Ciudad de México.- Ramón Arellano, su hermano, otro de los más violentos, fue ejecutado en 2002 en Mazatlán, Sinaloa, cuando se disponía a asesinar a Ismael “El Mayo” Zambada precisamente cuando pretendía irrumpir en Baja California.

Ramón Arellano tomó su arma, su vehículo –un Volkswagen sedán – y emprendió un viaje de Tijuana a Mazatlán. Cuando llegó al puerto tuvo un enfrentamiento con un agente de tránsito debido a una infracción que cometió. No quiso pagarle y cuando intentó matar al policía éste le disparó en la cabeza. En ese momento no supo que había asesinado a uno de los líderes del cártel de Tijuana más virulentos de la historia del narcotráfico.

La misma suerte corrió Francisco Arellano Félix. Este compurgó una pena en el penal de La Palma y fue extraditado a Estados Unidos. En ese país le impusieron una pena de cuatro años y fue deportado a México sin delito alguno en su contra.

Un día festejaba el cumpleaños de un menor, al parecer su sobrino, en una casa de Ensenada. Francisco estaba sentado en la mesa de honor, junto con otros invitados.

Al atardecer arribaron al lugar unos payasos que fueron contratados para ofrecer un espectáculo infantil. Cuando comenzó también se empezaron a desatar las risas de los comensales. Los payasos divertían con sus chistes y su espectáculo. De pronto, uno de los payasos se acercó a la mesa de honor y se paró frente a Francisco Arellano, sacó una pistola y asesinó al capo que ya no pudo disfrutar su libertad.
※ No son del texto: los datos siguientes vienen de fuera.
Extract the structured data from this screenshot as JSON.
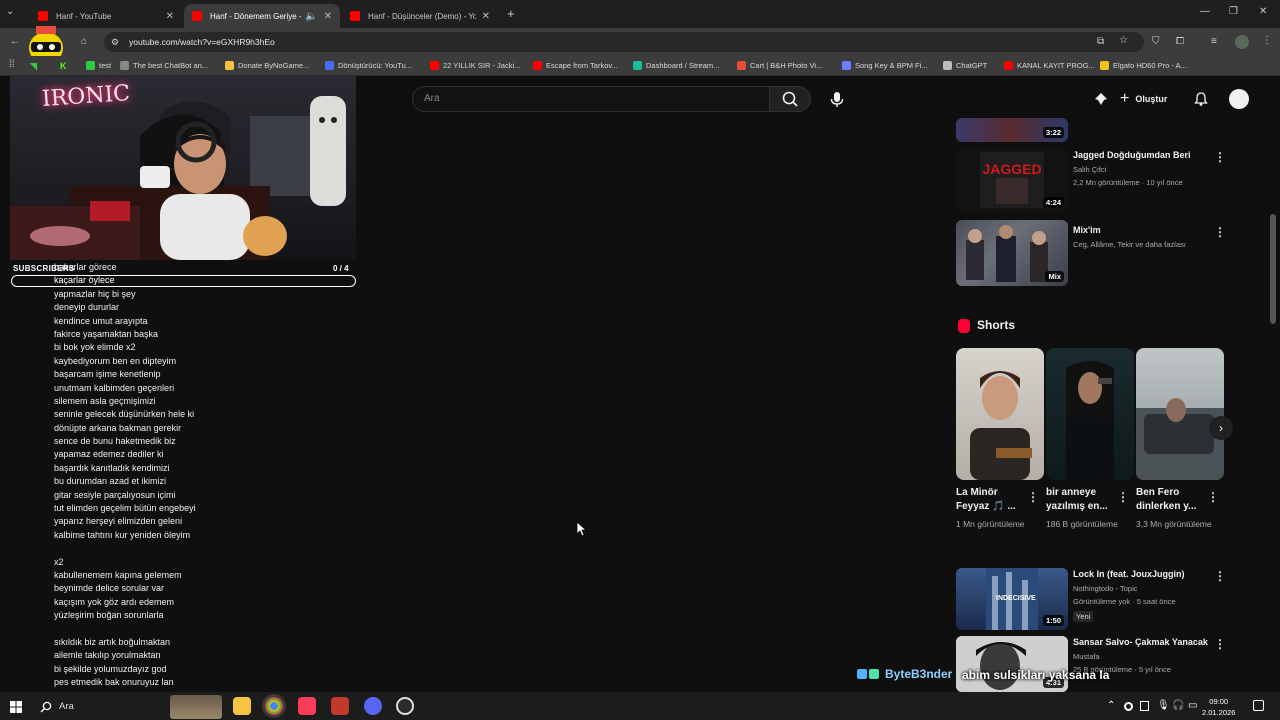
{
  "browser": {
    "tabs": [
      {
        "title": "Hanf - YouTube",
        "active": false
      },
      {
        "title": "Hanf - Dönemem Geriye - Y",
        "active": true
      },
      {
        "title": "Hanf - Düşünceler (Demo) - Yo",
        "active": false
      }
    ],
    "url": "youtube.com/watch?v=eGXHR9h3hEo",
    "bookmarks": [
      {
        "label": "test",
        "color": "#2ecc40"
      },
      {
        "label": "The best ChatBot an...",
        "color": "#888888"
      },
      {
        "label": "Donate ByNoGame...",
        "color": "#f5c542"
      },
      {
        "label": "Dönüştürücü: YouTu...",
        "color": "#4a6cf7"
      },
      {
        "label": "22 YILLIK SIR - Jacki...",
        "color": "#ff0000"
      },
      {
        "label": "Escape from Tarkov...",
        "color": "#ff0000"
      },
      {
        "label": "Dashboard / Stream...",
        "color": "#1abc9c"
      },
      {
        "label": "Cart | B&H Photo Vi...",
        "color": "#e74c3c"
      },
      {
        "label": "Song Key & BPM Fi...",
        "color": "#6c7cff"
      },
      {
        "label": "ChatGPT",
        "color": "#bbbbbb"
      },
      {
        "label": "KANAL KAYIT PROG...",
        "color": "#ff0000"
      },
      {
        "label": "Elgato HD60 Pro - A...",
        "color": "#f1c40f"
      }
    ]
  },
  "youtube": {
    "search_placeholder": "Ara",
    "create_label": "Oluştur"
  },
  "overlay": {
    "webcam_sign": "IRONIC",
    "subscribers_label": "SUBSCRIBERS",
    "subscribers_count": "0 / 4",
    "subscribers_progress": 0,
    "chat_user": "ByteB3nder",
    "chat_message": "abim sulsikları yaksana la"
  },
  "lyrics": [
    "bakarlar görece",
    "kaçarlar öylece",
    "yapmazlar hiç bi şey",
    "deneyip dururlar",
    "kendince umut arayıpta",
    "fakirce yaşamaktan başka",
    "bi bok yok elimde x2",
    "kaybediyorum ben en dipteyim",
    "başarcam işime kenetlenip",
    "unutmam kalbimden geçenleri",
    "silemem asla geçmişimizi",
    "seninle gelecek düşünürken hele ki",
    "dönüpte arkana bakman gerekir",
    "sence de bunu haketmedik biz",
    "yapamaz edemez dediler ki",
    "başardık kanıtladık kendimizi",
    "bu durumdan azad et ikimizi",
    "gitar sesiyle parçalıyosun içimi",
    "tut elimden geçelim bütün engebeyi",
    "yaparız herşeyi elimizden geleni",
    "kalbime tahtını kur yeniden öleyim",
    "",
    "x2",
    "kabullenemem kapına gelemem",
    "beynimde delice sorular var",
    "kaçışım yok göz ardı edemem",
    "yüzleşirim boğan sorunlarla",
    "",
    "sıkıldık biz artık boğulmaktan",
    "ailemle takılıp yorulmaktan",
    "bi şekilde yolumuzdayız god",
    "pes etmedik bak onuruyuz lan"
  ],
  "sidebar_videos": [
    {
      "title": "",
      "channel": "",
      "meta": "",
      "duration": "3:22"
    },
    {
      "title": "Jagged Doğduğumdan Beri",
      "channel": "Salih Çifci",
      "meta": "2,2 Mn görüntüleme · 10 yıl önce",
      "duration": "4:24"
    },
    {
      "title": "Mix'im",
      "channel": "Ceg, Allâme, Tekir ve daha fazlası",
      "meta": "",
      "duration": "Mix"
    }
  ],
  "shorts": {
    "heading": "Shorts",
    "items": [
      {
        "title": "La Minör Feyyaz 🎵 ...",
        "views": "1 Mn görüntüleme"
      },
      {
        "title": "bir anneye yazılmış en...",
        "views": "186 B görüntüleme"
      },
      {
        "title": "Ben Fero dinlerken y...",
        "views": "3,3 Mn görüntüleme"
      }
    ]
  },
  "more_videos": [
    {
      "title": "Lock In (feat. JouxJuggin)",
      "channel": "Nothingtodo - Topic",
      "meta": "Görüntüleme yok · 5 saat önce",
      "badge": "Yeni",
      "duration": "1:50",
      "thumb_text": "INDECISIVE"
    },
    {
      "title": "Sansar Salvo- Çakmak Yanacak",
      "channel": "Mustafa",
      "meta": "25 B görüntüleme · 5 yıl önce",
      "duration": "4:31"
    }
  ],
  "taskbar": {
    "search_label": "Ara",
    "time": "09:00",
    "date": "2.01.2026"
  }
}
Este crimen, sin embargo, no exterminó por completo al cártel de Tijuana. De acuerdo con datos oficiales, Enedina Arellano Félix, diestra en el manejo financiero, conduce al llamado Cártel de Tijuana Nueva Generación, la organización que ahora opera en alianza con el Cártel de Jalisco y se aprestan a controlar no sólo el estado de Baja California sino buena parte del territorio en la que por dos décadas fueron amos y señores.

La nueva gobernadora de Baja California, María del Pilar Ávila, tendrá que enfrentar el escenario más difícil en ese estado, pues al menos seis cárteles están en abierta disputa por el control de la entidad.

Lo que queda claro con esta situación es que Jaime Bonilla sólo administró el problema del narco y la violencia, los altos funcionarios se beneficiaron recibiendo pagos por parte de los grupos criminales para operar el trasiego de droga a gran escala en todo el estado.